Der zentrale Wissenssatz im Zeitalter des Anthropozän hat sich immer noch nicht herumgesprochen:
Unbegrenztes Wachstum zerstört begrenzte Systeme und auch das Klima.
Die nächsten Jahrzehnte in Südbaden, Freiburg und Oberrhein werden spannend und heiß.

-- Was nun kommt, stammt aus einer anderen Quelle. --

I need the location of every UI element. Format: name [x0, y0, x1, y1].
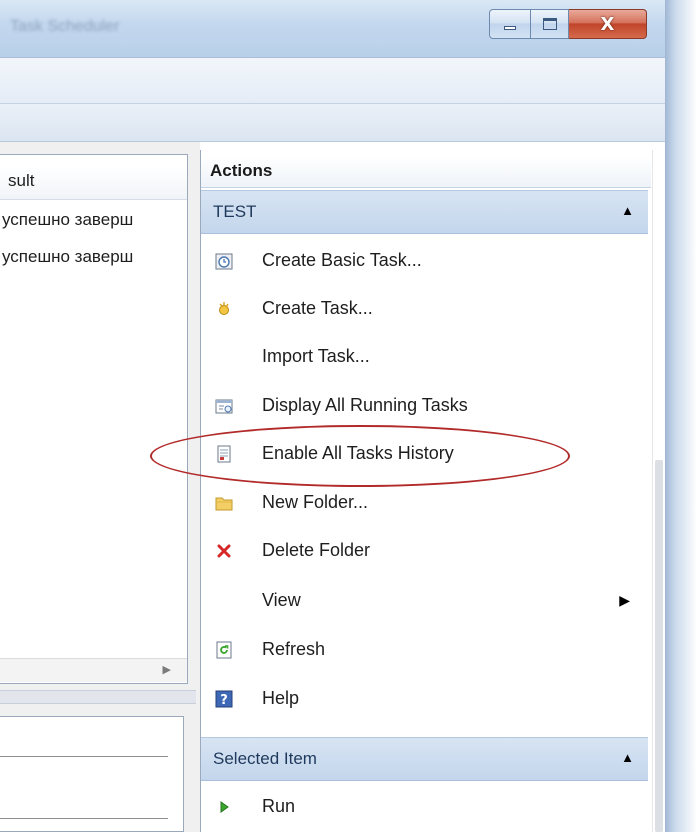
divider — [0, 756, 168, 757]
actions-pane-title: Actions — [201, 156, 651, 188]
window-frame-edge — [665, 0, 697, 832]
caption-buttons: X — [489, 9, 647, 39]
action-import-task[interactable]: Import Task... — [201, 334, 648, 382]
action-label: Import Task... — [262, 346, 370, 366]
collapse-up-icon[interactable]: ▲ — [621, 750, 634, 765]
table-row[interactable]: успешно заверш — [0, 210, 187, 234]
create-basic-task-icon — [215, 252, 233, 270]
action-create-basic-task[interactable]: Create Basic Task... — [201, 238, 648, 286]
table-row[interactable]: успешно заверш — [0, 247, 187, 271]
action-label: Display All Running Tasks — [262, 395, 468, 415]
action-run[interactable]: Run — [201, 784, 648, 832]
maximize-icon — [542, 18, 557, 30]
action-label: Help — [262, 688, 300, 708]
folder-icon — [215, 494, 233, 512]
action-label: Delete Folder — [262, 540, 371, 560]
help-icon: ? — [215, 690, 233, 708]
maximize-button[interactable] — [531, 9, 569, 39]
highlight-annotation — [150, 425, 570, 487]
action-label: Refresh — [262, 639, 326, 659]
actions-scroll-thumb[interactable] — [655, 460, 663, 832]
section-label: Selected Item — [213, 749, 317, 768]
action-label: New Folder... — [262, 492, 369, 512]
section-header-test[interactable]: TEST ▲ — [201, 190, 648, 234]
toolbar — [0, 104, 665, 142]
create-task-icon — [215, 300, 233, 318]
action-view[interactable]: View ▶ — [201, 578, 648, 626]
svg-text:?: ? — [220, 693, 228, 708]
action-label: Run — [262, 796, 296, 816]
column-header-last-run-result[interactable]: sult — [0, 167, 187, 200]
menu-bar — [0, 58, 665, 104]
action-delete-folder[interactable]: Delete Folder — [201, 528, 648, 576]
minimize-button[interactable] — [489, 9, 531, 39]
horizontal-scrollbar[interactable]: ▶ — [0, 658, 187, 682]
divider — [0, 818, 168, 819]
scroll-right-icon[interactable]: ▶ — [163, 663, 171, 676]
section-label: TEST — [213, 202, 257, 221]
close-button[interactable]: X — [569, 9, 647, 39]
pane-splitter[interactable] — [0, 690, 196, 704]
submenu-arrow-icon: ▶ — [619, 592, 630, 608]
action-label: Create Basic Task... — [262, 250, 422, 270]
section-header-selected-item[interactable]: Selected Item ▲ — [201, 737, 648, 781]
action-help[interactable]: ? Help — [201, 676, 648, 724]
action-label: Create Task... — [262, 298, 373, 318]
window-title: Task Scheduler — [10, 18, 120, 35]
action-refresh[interactable]: Refresh — [201, 627, 648, 675]
run-icon — [215, 798, 233, 816]
close-icon: X — [600, 13, 615, 35]
action-create-task[interactable]: Create Task... — [201, 286, 648, 334]
collapse-up-icon[interactable]: ▲ — [621, 203, 634, 218]
title-bar: Task Scheduler X — [0, 0, 665, 58]
delete-icon — [215, 542, 233, 560]
minimize-icon — [504, 26, 516, 30]
action-label: View — [262, 590, 301, 610]
action-display-running-tasks[interactable]: Display All Running Tasks — [201, 383, 648, 431]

Weitere Ursachen der Klimakatastrophe
Die Welt erlebt und erleidet den menschengemachten Klimawandel. Dürren, Wüstenbildung, Extremwetterereignisse und extreme Hitze sind noch schneller gekommen, als es die Umweltbewegung und die Wissenschaft prognostiziert haben. Die zentrale Ursache unserer Krisen ist das Phänomen, das als „Große Beschleunigung“ beschrieben wird. Öl-, Gas-, Kohle- und Energiekonzerne haben auf eine verbrecherische Art und Weise das Thema heruntergespielt und mit atomar-fossilen Seilschaften die Klimawandelleugner und die Energiewendegegner finanziert. Jetzt werden die Täter nicht etwa bestraft, sondern mit Milliardenprofiten belohnt. Alle großen Energiekonzerne treiben die Öl- und Gaspreise infolge des Ukraine-Krieges und fördern mit ihren unglaublichen Profiten die Inflation. Und die liberalen Schutzheiligen der Konzerne in der Regierung verhindern eine Übergewinnsteuer. Die neoliberale Umverteilung von unten nach oben beschleunigt sich parallel zur Klimakatastrophe und untergräbt die Demokratie.